Three Squares Form A Triangle

We want to find $\angle A + \angle B + \angle C$ .

Let angles $A', B', C'$ denotes the of the triangle $ABC$ as shown below.

We know that the sum of interior angles of a triangle is $180^\circ$ .

Thus, we have $\angle A'+ \angle B'+ \angle C' = 180^\circ$ .
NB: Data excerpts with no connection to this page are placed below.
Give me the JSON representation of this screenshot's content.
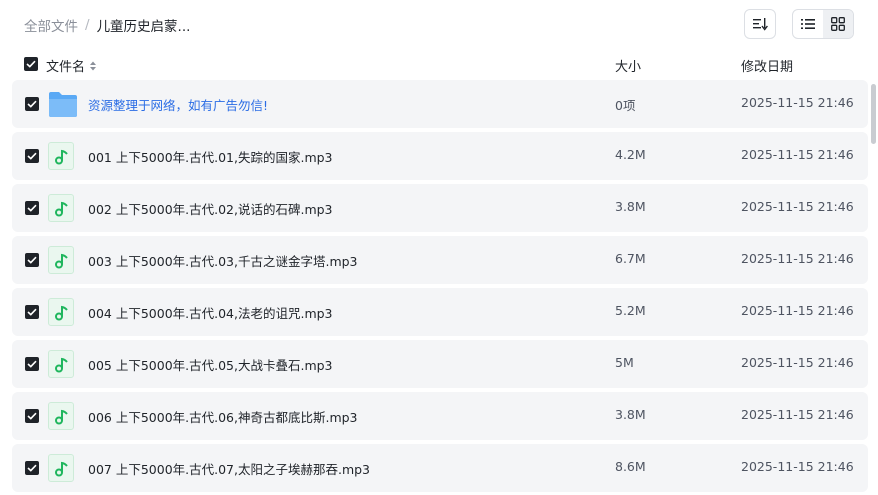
{
  "breadcrumb": {
    "root": "全部文件",
    "separator": "/",
    "current": "儿童历史启蒙..."
  },
  "toolbar": {
    "sort_icon": "sort-icon",
    "list_view_icon": "list-view-icon",
    "grid_view_icon": "grid-view-icon",
    "active_view": "list"
  },
  "columns": {
    "name": "文件名",
    "size": "大小",
    "date": "修改日期"
  },
  "colors": {
    "accent": "#2b6de5",
    "audio": "#1fb65d",
    "folder": "#5aa9f5"
  },
  "rows": [
    {
      "icon": "folder-icon",
      "name": "资源整理于网络，如有广告勿信!",
      "size": "0项",
      "date": "2025-11-15 21:46",
      "checked": true
    },
    {
      "icon": "audio-file-icon",
      "name": "001 上下5000年.古代.01,失踪的国家.mp3",
      "size": "4.2M",
      "date": "2025-11-15 21:46",
      "checked": true
    },
    {
      "icon": "audio-file-icon",
      "name": "002 上下5000年.古代.02,说话的石碑.mp3",
      "size": "3.8M",
      "date": "2025-11-15 21:46",
      "checked": true
    },
    {
      "icon": "audio-file-icon",
      "name": "003 上下5000年.古代.03,千古之谜金字塔.mp3",
      "size": "6.7M",
      "date": "2025-11-15 21:46",
      "checked": true
    },
    {
      "icon": "audio-file-icon",
      "name": "004 上下5000年.古代.04,法老的诅咒.mp3",
      "size": "5.2M",
      "date": "2025-11-15 21:46",
      "checked": true
    },
    {
      "icon": "audio-file-icon",
      "name": "005 上下5000年.古代.05,大战卡叠石.mp3",
      "size": "5M",
      "date": "2025-11-15 21:46",
      "checked": true
    },
    {
      "icon": "audio-file-icon",
      "name": "006 上下5000年.古代.06,神奇古都底比斯.mp3",
      "size": "3.8M",
      "date": "2025-11-15 21:46",
      "checked": true
    },
    {
      "icon": "audio-file-icon",
      "name": "007 上下5000年.古代.07,太阳之子埃赫那吞.mp3",
      "size": "8.6M",
      "date": "2025-11-15 21:46",
      "checked": true
    }
  ]
}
From the diagram, we have the sum of two right angles (one from each of the two squares) and plus the two angles $A$ and $A'$ produces a full circle (360 degrees), so

$90^\circ + \angle A + 90^\circ + \angle A' = 360^\circ \qquad (1)$

Similarly, we have

$90^\circ + \angle B + 90^\circ + \angle B' = 360^\circ \qquad (2) \\ 90^\circ + \angle C + 90^\circ + \angle C' = 360^\circ \qquad (3)$

Adding these three equations, $(1), (2), (3)$ gives us

$\begin{aligned} ( \angle A + \angle B + \angle C) + (\angle A'+ \angle B'+ \angle C') + 6 \times 90^\circ &=& 3\times 360^\circ \\ ( \angle A + \angle B + \angle C) + 180^\circ + 540^\circ &=& 1080^\circ \\ \angle A + \angle B + \angle C &=& 1080^\circ - 540^\circ - 180^\circ \\ &=&360^\circ \end{aligned}$

Hence our answer is $\boxed{360^\circ}$ .
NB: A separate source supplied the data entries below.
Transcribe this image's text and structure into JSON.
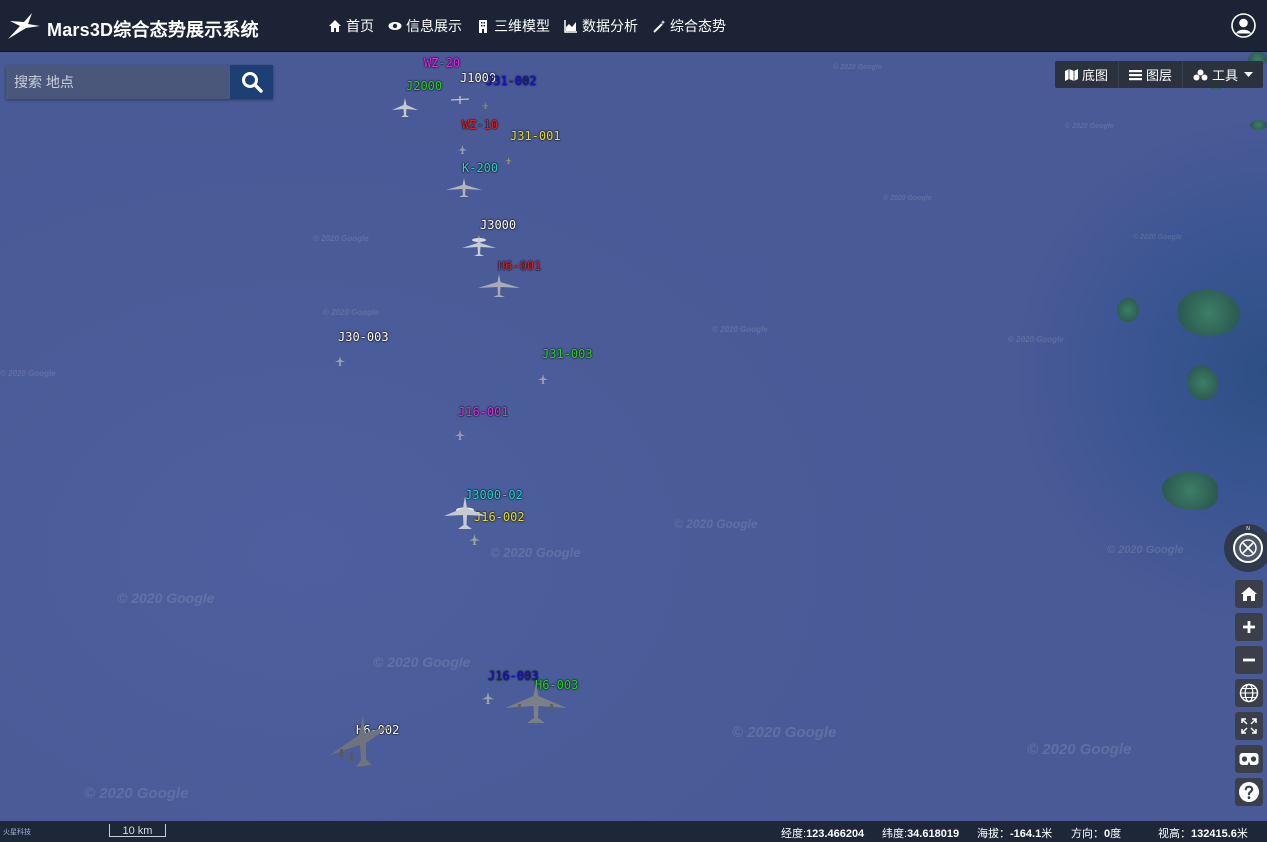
{
  "app": {
    "title": "Mars3D综合态势展示系统"
  },
  "nav": {
    "items": [
      {
        "label": "首页",
        "icon": "home-icon"
      },
      {
        "label": "信息展示",
        "icon": "eye-icon"
      },
      {
        "label": "三维模型",
        "icon": "building-icon"
      },
      {
        "label": "数据分析",
        "icon": "area-chart-icon"
      },
      {
        "label": "综合态势",
        "icon": "magic-wand-icon"
      }
    ]
  },
  "search": {
    "placeholder": "搜索 地点",
    "value": ""
  },
  "toolbar": {
    "basemap_label": "底图",
    "layers_label": "图层",
    "tools_label": "工具"
  },
  "aircraft": [
    {
      "name": "WZ-20",
      "color": "#e02ee0"
    },
    {
      "name": "J1000",
      "color": "#ffffff"
    },
    {
      "name": "J31-002",
      "color": "#1616c8"
    },
    {
      "name": "J2000",
      "color": "#22d822"
    },
    {
      "name": "WZ-10",
      "color": "#e02020"
    },
    {
      "name": "J31-001",
      "color": "#e8e020"
    },
    {
      "name": "K-200",
      "color": "#22d4d4"
    },
    {
      "name": "J3000",
      "color": "#ffffff"
    },
    {
      "name": "H6-001",
      "color": "#e02020"
    },
    {
      "name": "J30-003",
      "color": "#ffffff"
    },
    {
      "name": "J31-003",
      "color": "#22d822"
    },
    {
      "name": "J16-001",
      "color": "#e02ee0"
    },
    {
      "name": "J3000-02",
      "color": "#22d4d4"
    },
    {
      "name": "J16-002",
      "color": "#e8e020"
    },
    {
      "name": "J16-003",
      "color": "#1616c8"
    },
    {
      "name": "H6-003",
      "color": "#22d822"
    },
    {
      "name": "H6-002",
      "color": "#ffffff"
    }
  ],
  "watermark_text": "© 2020 Google",
  "status": {
    "brand": "火星科技",
    "scale": "10 km",
    "lon_label": "经度:",
    "lon_value": "123.466204",
    "lat_label": "纬度:",
    "lat_value": "34.618019",
    "alt_label": "海拔：",
    "alt_value": "-164.1",
    "alt_unit": "米",
    "heading_label": "方向：",
    "heading_value": "0",
    "heading_unit": "度",
    "view_label": "视高：",
    "view_value": "132415.6",
    "view_unit": "米"
  },
  "colors": {
    "header_bg": "#1b2334",
    "ocean": "#4a5a98",
    "statusbar_bg": "#1d2738"
  }
}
Although it's not strictly rigorous, it's quite simple to see that, as the sides of the squares are parallel, if you were to join up the angles (i.e. squish the squares to line thickness) then they would span one full rotation or 360 degrees.

This is just the Exterior Angle Theorem. The sum of the exterior angles is always 360 degrees.

Simple logic. Each corner of the triangle shares 2 90 degree angles. If you assume the triangle is 60 degrees on average per corner and the total of the four areas is 360 degrees, angle A is 120 degrees (360 -90 -90 -60) x 3 = 360 total.

Draw a figure or diagram them label it correctly. Then the rest is a piece of ice cream.

You can definitely take the squares away but leaving lines to show you the angles. Just join them together and you get 360 degrees.

Imagine the smaller triangle's three angles are x, y and Z. Then A=360-{(2×90)+x} B=360-{(2×90)+y} C=360-{(2×90)+z} _ _ _ _ __ A+B+C=1080-(540+x+y+z) [*We know the sum of three angles triangle (X+Y+Z=180⁰)] Thus, The answer is equals to 360⁰.

If you squish the interior triangle so point A touches the line CD then angle at A is zero, C and D are 180 each. The pink and/or blue squares (which could be rectangles) would change size to accommodate the squishing.

Construct a line parallel to CB that passes through A; Construct a line parallel to the other two sides of square CB that passes through A. Angles about a point = 360°.